The city updated its community development policy to provide for a service charge in lieu of taxes for the housing project — dubbing it Lincoln Avenue Lofts — acommodating low-income residents and families if it moved forward with help a federally-aided mortage loan. And this project, too, awaited participation in a MSHDA program.

Representatives from each firm couldn’t be immediately reached last week.

Freed said the Lincoln and Erie project remain “incredibly promising.”

Jim Dewey, executive director of the Port Huron Housing Commission and city planning commissioner, said there were a lot of incentives going into MSHDA support. Citing partnering in a tax incentive program, he said he expected the Lincoln lofts to go for another round of funding later this year.

“So, one of the things that they use is to bring in like a Port Huron Housing Commission in and say that we’re going to use some of our vouchers, or housing choice vouchers, and base them to the project. That gets them some extra points,” he said of MSHDA applications.

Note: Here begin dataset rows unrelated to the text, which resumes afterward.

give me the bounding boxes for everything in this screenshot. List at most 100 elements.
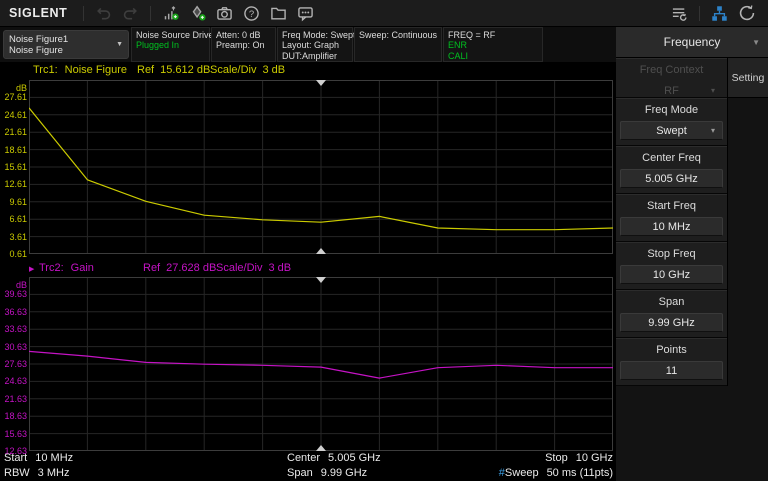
y-axis-tick: 15.61: [4, 162, 27, 172]
footer: Start10 MHz Center5.005 GHz Stop10 GHz R…: [0, 451, 616, 481]
undo-icon[interactable]: [90, 2, 117, 24]
status-cell-noise-source: Noise Source DrivePlugged In: [131, 27, 210, 62]
panel-group-points: Points 11: [616, 338, 727, 386]
panel-group-freq-mode: Freq Mode Swept ▾: [616, 98, 727, 146]
measurement-type: Noise Figure: [9, 45, 114, 56]
redo-icon[interactable]: [117, 2, 144, 24]
trace2-ref-label: Ref: [143, 262, 160, 276]
center-readout: Center5.005 GHz: [287, 452, 381, 464]
span-readout: Span9.99 GHz: [287, 467, 367, 479]
panel-group-span: Span 9.99 GHz: [616, 290, 727, 338]
trace2-scale-value: 3 dB: [268, 262, 291, 276]
stop-readout: Stop10 GHz: [545, 452, 613, 464]
trace2-name: Gain: [71, 262, 94, 276]
center-freq-marker-bottom[interactable]: [316, 248, 326, 254]
panel-title[interactable]: Frequency ▼: [616, 27, 768, 58]
center-freq-value[interactable]: 5.005 GHz: [620, 169, 723, 188]
folder-icon[interactable]: [265, 2, 292, 24]
status-text: Preamp: On: [216, 40, 271, 50]
svg-text:?: ?: [249, 8, 254, 19]
y-axis-tick: 36.63: [4, 307, 27, 317]
noise-figure-plot[interactable]: [29, 80, 613, 254]
start-freq-value[interactable]: 10 MHz: [620, 217, 723, 236]
tab-setting-label: Setting: [732, 72, 765, 84]
status-bar: Noise Figure1 Noise Figure ▼ Noise Sourc…: [0, 27, 616, 62]
help-icon[interactable]: ?: [238, 2, 265, 24]
trace2-header[interactable]: ▶ Trc2: Gain Ref 27.628 dB Scale/Div 3 d…: [0, 262, 616, 276]
status-text: Atten: 0 dB: [216, 30, 271, 40]
trace2-ref-value: 27.628 dB: [166, 262, 216, 276]
points-value[interactable]: 11: [620, 361, 723, 380]
status-text: CALI: [448, 51, 538, 61]
function-panel: Frequency ▼ Freq Context RF ▾ Freq Mode Swep…: [616, 27, 768, 481]
freq-mode-label: Freq Mode: [616, 104, 727, 116]
sweep-hash: #: [499, 467, 505, 479]
history-icon[interactable]: [733, 2, 760, 24]
status-text: FREQ = RF: [448, 30, 538, 40]
freq-context-value-text: RF: [664, 85, 679, 97]
noise-figure-chart[interactable]: dB27.6124.6121.6118.6115.6112.619.616.61…: [0, 80, 616, 254]
status-cell-sweep-mode: Sweep: Continuous: [354, 27, 442, 62]
measurement-selector[interactable]: Noise Figure1 Noise Figure ▼: [3, 30, 129, 59]
sweep-readout: #Sweep50 ms (11pts): [499, 467, 613, 479]
panel-group-stop-freq: Stop Freq10 GHz: [616, 242, 727, 290]
y-axis-tick: 18.63: [4, 411, 27, 421]
y-axis-tick: 12.61: [4, 179, 27, 189]
center-freq-marker-top[interactable]: [316, 80, 326, 86]
trace2-id: Trc2:: [39, 262, 64, 276]
graph-area: Trc1: Noise Figure Ref 15.612 dB Scale/D…: [0, 62, 616, 481]
task-list-icon[interactable]: [666, 2, 693, 24]
freq-mode-value[interactable]: Swept ▾: [620, 121, 723, 140]
stop-freq-value[interactable]: 10 GHz: [620, 265, 723, 284]
gain-plot[interactable]: [29, 277, 613, 451]
status-cell-atten-preamp: Atten: 0 dBPreamp: On: [211, 27, 276, 62]
trace1-scale-label: Scale/Div: [210, 64, 256, 78]
span-value[interactable]: 9.99 GHz: [620, 313, 723, 332]
start-readout: Start10 MHz: [4, 452, 73, 464]
gain-chart[interactable]: dB39.6336.6333.6330.6327.6324.6321.6318.…: [0, 277, 616, 451]
panel-title-text: Frequency: [664, 35, 721, 49]
add-trace-icon[interactable]: [157, 2, 184, 24]
freq-context-label: Freq Context: [616, 64, 727, 76]
panel-group-center-freq: Center Freq5.005 GHz: [616, 146, 727, 194]
center-freq-value-text: 5.005 GHz: [645, 173, 698, 185]
panel-groups: Freq Context RF ▾ Freq Mode Swept ▾ Center Fre…: [616, 58, 728, 386]
freq-mode-value-text: Swept: [656, 125, 687, 137]
siglent-logo: SIGLENT: [9, 6, 67, 20]
status-text: Sweep: Continuous: [359, 30, 437, 40]
y-axis-tick: 21.61: [4, 127, 27, 137]
points-label: Points: [616, 344, 727, 356]
start-freq-label: Start Freq: [616, 200, 727, 212]
message-icon[interactable]: [292, 2, 319, 24]
active-trace-icon: ▶: [29, 265, 34, 273]
status-cell-mode-layout-dut: Freq Mode: SweptLayout: GraphDUT:Amplifi…: [277, 27, 353, 62]
y-axis-tick: 24.63: [4, 376, 27, 386]
chevron-down-icon: ▼: [116, 41, 123, 48]
y-axis-tick: 39.63: [4, 289, 27, 299]
trace1-name: Noise Figure: [65, 64, 127, 78]
y-axis-tick: 33.63: [4, 324, 27, 334]
toolbar-separator: [699, 6, 700, 21]
y-axis-tick: 0.61: [9, 249, 27, 259]
lan-icon[interactable]: [706, 2, 733, 24]
gain-y-axis: dB39.6336.6333.6330.6327.6324.6321.6318.…: [0, 277, 28, 451]
chevron-down-icon: ▾: [711, 86, 715, 95]
toolbar: SIGLENT: [0, 0, 768, 27]
status-text: DUT:Amplifier: [282, 51, 348, 61]
trace1-header[interactable]: Trc1: Noise Figure Ref 15.612 dB Scale/D…: [0, 64, 616, 78]
add-marker-icon[interactable]: [184, 2, 211, 24]
noise-figure-y-axis: dB27.6124.6121.6118.6115.6112.619.616.61…: [0, 80, 28, 254]
trace2-scale-label: Scale/Div: [216, 262, 262, 276]
camera-icon[interactable]: [211, 2, 238, 24]
status-text: Freq Mode: Swept: [282, 30, 348, 40]
panel-group-freq-context: Freq Context RF ▾: [616, 58, 727, 98]
rbw-readout: RBW3 MHz: [4, 467, 69, 479]
trace1-scale-value: 3 dB: [262, 64, 285, 78]
chevron-down-icon: ▾: [711, 126, 715, 135]
tab-setting[interactable]: Setting: [728, 58, 768, 98]
span-label: Span: [616, 296, 727, 308]
y-axis-tick: 3.61: [9, 232, 27, 242]
toolbar-separator: [83, 6, 84, 21]
center-freq-marker-top[interactable]: [316, 277, 326, 283]
status-cell-freq-ref: FREQ = RFENRCALI: [443, 27, 543, 62]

On Tuesday, Dewey also pointed to another avenue, adding, “I’m actually on a call tomorrow with the developer on that project. We had torn down 30 units of public housing in the past, so HUD (the U.S. Department of Housing and Urban Development) says, ‘Hey, you can rebuild 30 units.’ So, we’re going to take five of those … and put them toward the project.

“Essentially, what it does is it’s going to give them more points. Had we done this the first time, they would have been awarded (MSHDA support) because they would have had those extra points over other (applicants) that were awarded.”